Thank you for the great pictures! I believe they put the wire tether so that the engine would not short when it went over switches, since it is tiny.

That's what they claim, but I think the tether is there because this is the old K Line tooling and they didn't want to spend the money to modify the mold.

Originally Posted by greg773:
Originally Posted by Maxrailroad:

Thank you for the great pictures! I believe they put the wire tether so that the engine would not short when it went over switches, since it is tiny.

That's what they claim, but I think the tether is there because this is the old K Line tooling and they didn't want to spend the money to modify the mold.

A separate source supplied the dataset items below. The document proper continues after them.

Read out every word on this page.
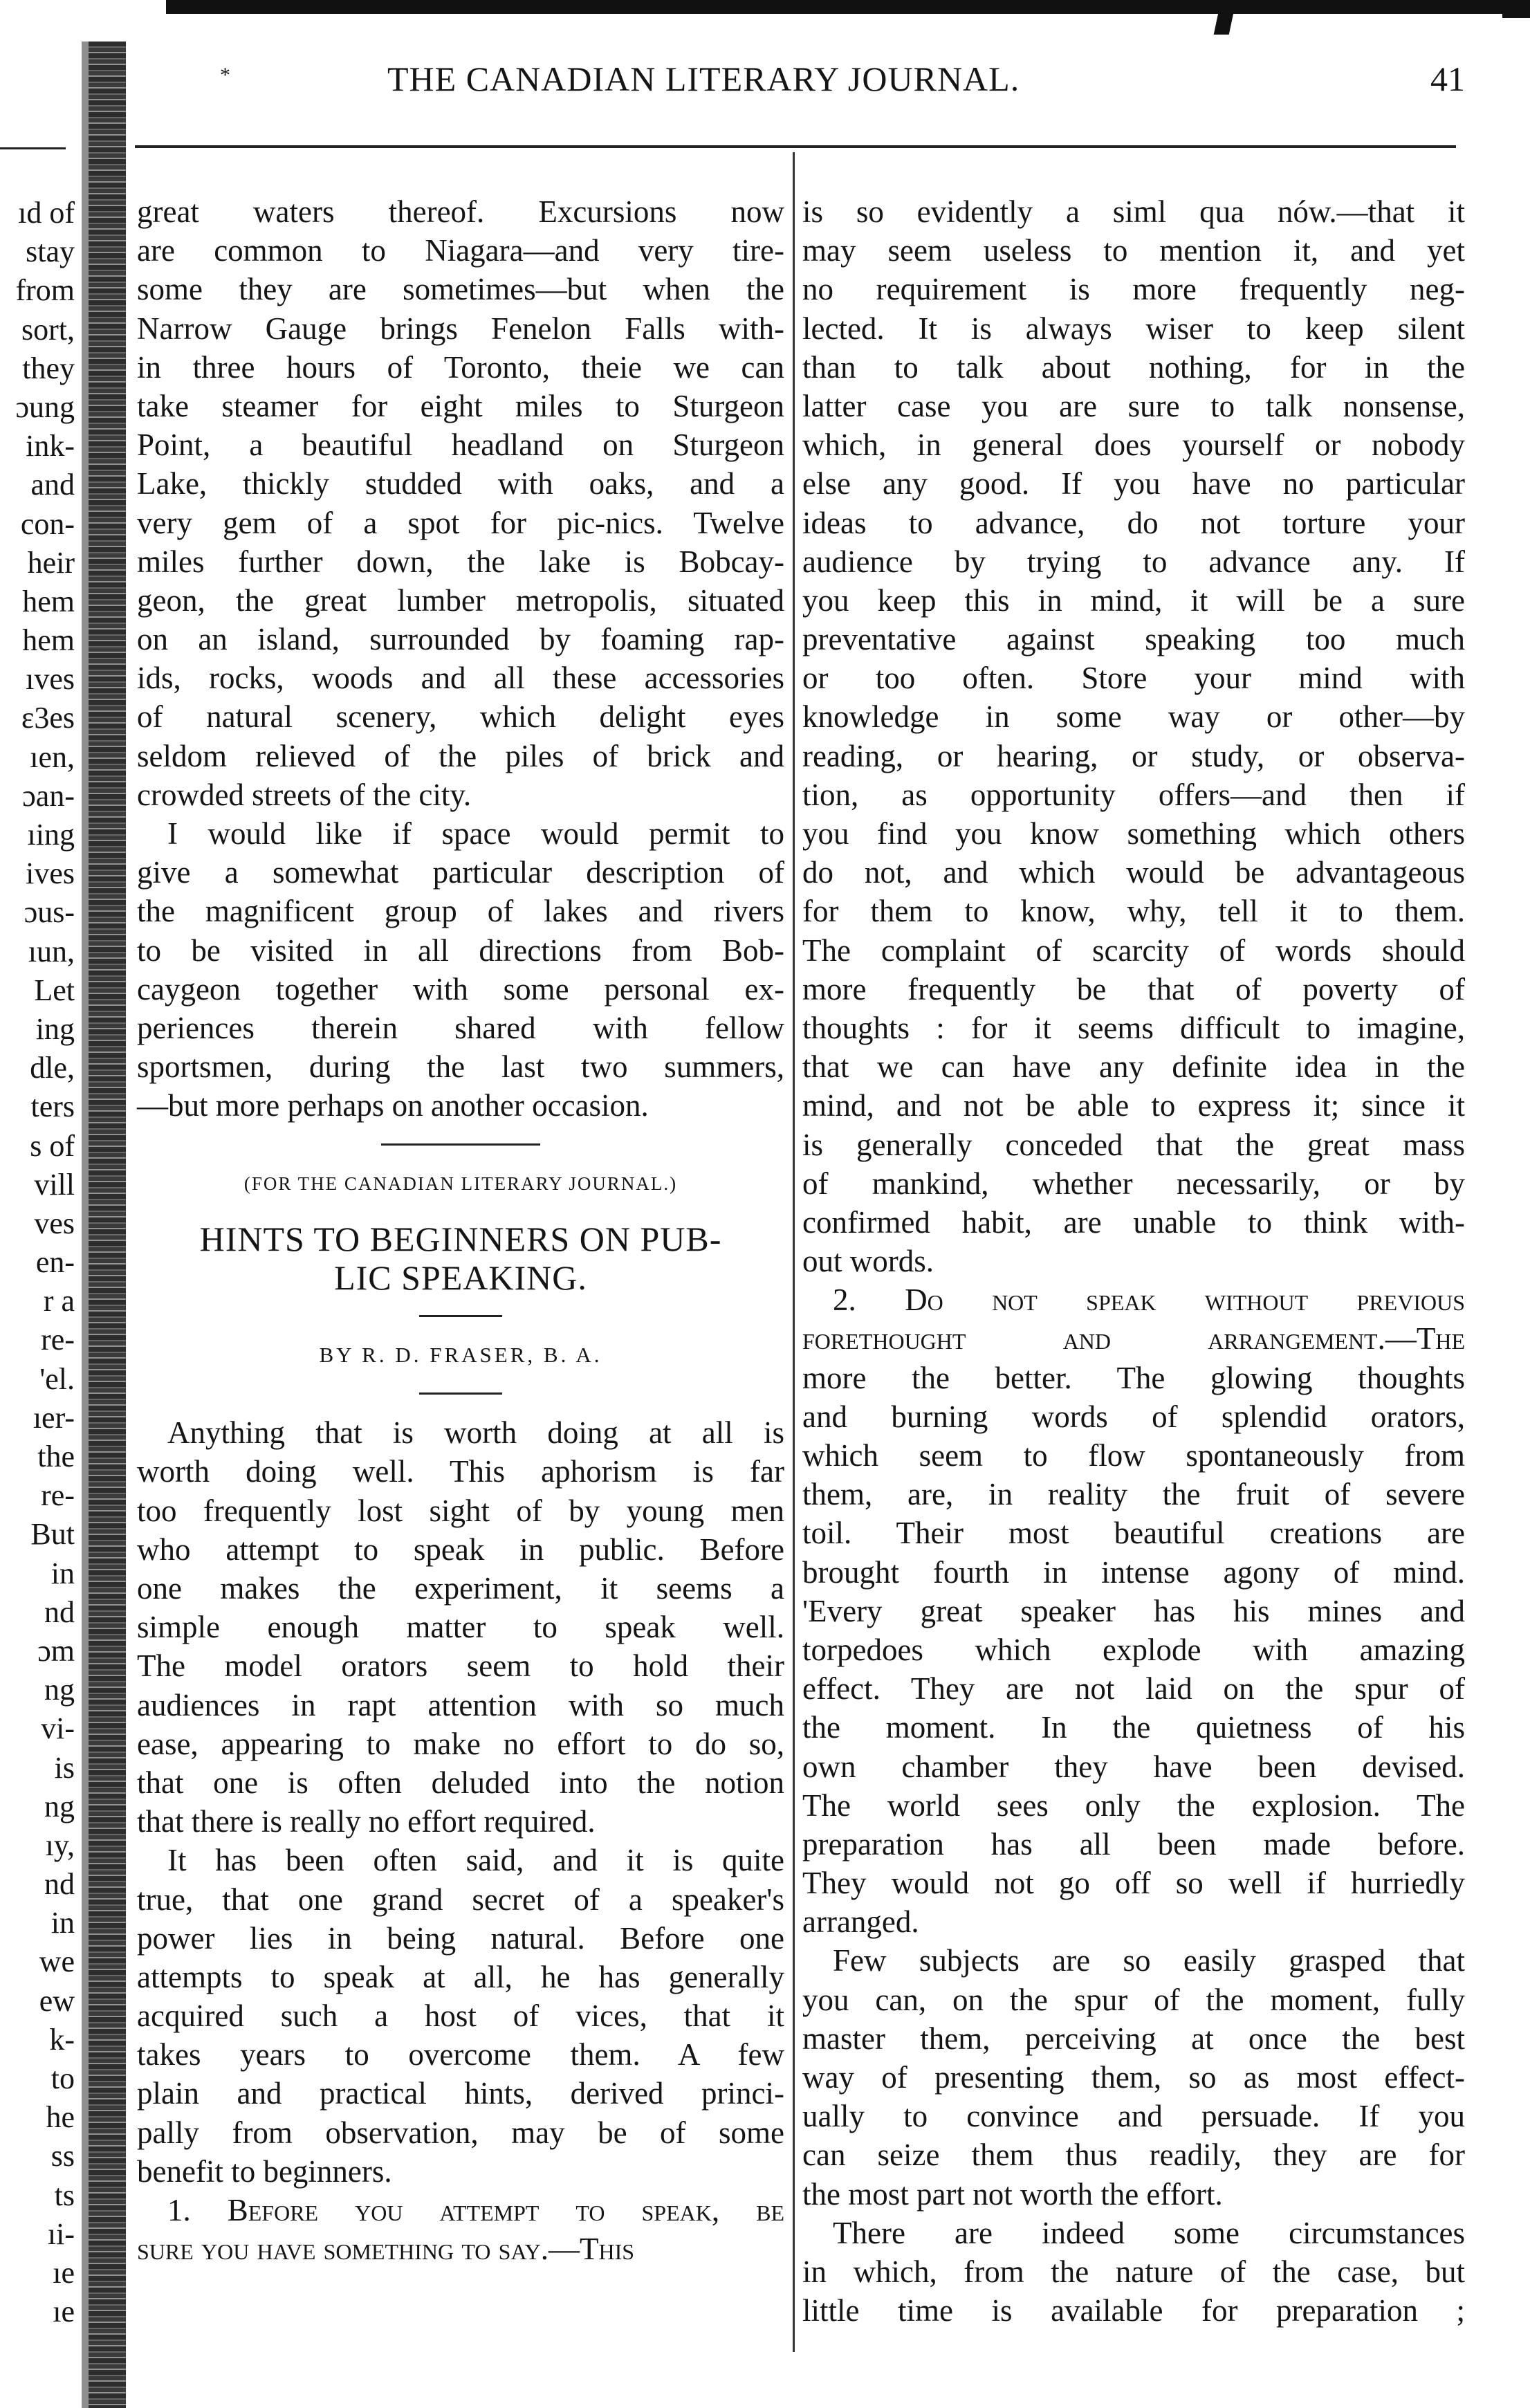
*	THE CANADIAN LITERARY JOURNAL.	41
ıd of
stay
from
sort,
they
ɔung
ink-
and
con-
heir
hem
hem
ıves
ɛ3es
ıen,
ɔan-
ıing
ives
ɔus-
ıun,
Let
ing
dle,
ters
s of
vill
ves
en-
r a
re-
'el.
ıer-
the
re-
But
in
nd
ɔm
ng
vi-
is
ng
ıy,
nd
in
we
ew
k-
to
he
ss
ts
ıi-
ıe
ıe
great waters thereof. Excursions now
are common to Niagara—and very tire-
some they are sometimes—but when the
Narrow Gauge brings Fenelon Falls with-
in three hours of Toronto, theie we can
take steamer for eight miles to Sturgeon
Point, a beautiful headland on Sturgeon
Lake, thickly studded with oaks, and a
very gem of a spot for pic-nics. Twelve
miles further down, the lake is Bobcay-
geon, the great lumber metropolis, situated
on an island, surrounded by foaming rap-
ids, rocks, woods and all these accessories
of natural scenery, which delight eyes
seldom relieved of the piles of brick and
crowded streets of the city.
I would like if space would permit to
give a somewhat particular description of
the magnificent group of lakes and rivers
to be visited in all directions from Bob-
caygeon together with some personal ex-
periences therein shared with fellow
sportsmen, during the last two summers,
—but more perhaps on another occasion.
(FOR THE CANADIAN LITERARY JOURNAL.)
HINTS TO BEGINNERS ON PUB-
LIC SPEAKING.
BY R. D. FRASER, B. A.
Anything that is worth doing at all is
worth doing well. This aphorism is far
too frequently lost sight of by young men
who attempt to speak in public. Before
one makes the experiment, it seems a
simple enough matter to speak well.
The model orators seem to hold their
audiences in rapt attention with so much
ease, appearing to make no effort to do so,
that one is often deluded into the notion
that there is really no effort required.
It has been often said, and it is quite
true, that one grand secret of a speaker's
power lies in being natural. Before one
attempts to speak at all, he has generally
acquired such a host of vices, that it
takes years to overcome them. A few
plain and practical hints, derived princi-
pally from observation, may be of some
benefit to beginners.
1. Before you attempt to speak, be
sure you have something to say.—This
is so evidently a siml qua nów.—that it
may seem useless to mention it, and yet
no requirement is more frequently neg-
lected. It is always wiser to keep silent
than to talk about nothing, for in the
latter case you are sure to talk nonsense,
which, in general does yourself or nobody
else any good. If you have no particular
ideas to advance, do not torture your
audience by trying to advance any. If
you keep this in mind, it will be a sure
preventative against speaking too much
or too often. Store your mind with
knowledge in some way or other—by
reading, or hearing, or study, or observa-
tion, as opportunity offers—and then if
you find you know something which others
do not, and which would be advantageous
for them to know, why, tell it to them.
The complaint of scarcity of words should
more frequently be that of poverty of
thoughts : for it seems difficult to imagine,
that we can have any definite idea in the
mind, and not be able to express it; since it
is generally conceded that the great mass
of mankind, whether necessarily, or by
confirmed habit, are unable to think with-
out words.
2. Do not speak without previous
forethought and arrangement.—The
more the better. The glowing thoughts
and burning words of splendid orators,
which seem to flow spontaneously from
them, are, in reality the fruit of severe
toil. Their most beautiful creations are
brought fourth in intense agony of mind.
'Every great speaker has his mines and
torpedoes which explode with amazing
effect. They are not laid on the spur of
the moment. In the quietness of his
own chamber they have been devised.
The world sees only the explosion. The
preparation has all been made before.
They would not go off so well if hurriedly
arranged.
Few subjects are so easily grasped that
you can, on the spur of the moment, fully
master them, perceiving at once the best
way of presenting them, so as most effect-
ually to convince and persuade. If you
can seize them thus readily, they are for
the most part not worth the effort.
There are indeed some circumstances
in which, from the nature of the case, but
little time is available for preparation ;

Not true.  I ran the engine by itself without the tender on my layout and as soon as it hit a switch it stalled.

 

All engines this short need a tether.  IR connection would not work for this size engine.

Normally locomotives with tethers bother me but this one does not.

Why?

1) The tether is retractable so that you do not see a "coiled" python behind the engineer.

2) We do not want to stall

3) Attaching the tether is easy

4) For O-72 layouts there is a close drawbar choice and with the straight line tether it looks more like a prototypical loco/tender attachment than other tethered tenders.

Last edited by Scrapiron Scher

I've jumpered a number of larger engines with tetherless drawbars to fix engine stall on large numbered switches.  Maybe it's not so critical at mainline speeds as the loco skips over the dead spot, but you really do like a switcher to crawl without hesitation.

 

Everything is just about ideal from all accounts so far on this B6...and 2 big blocks of plastic on the drawbar is hardly missed at all.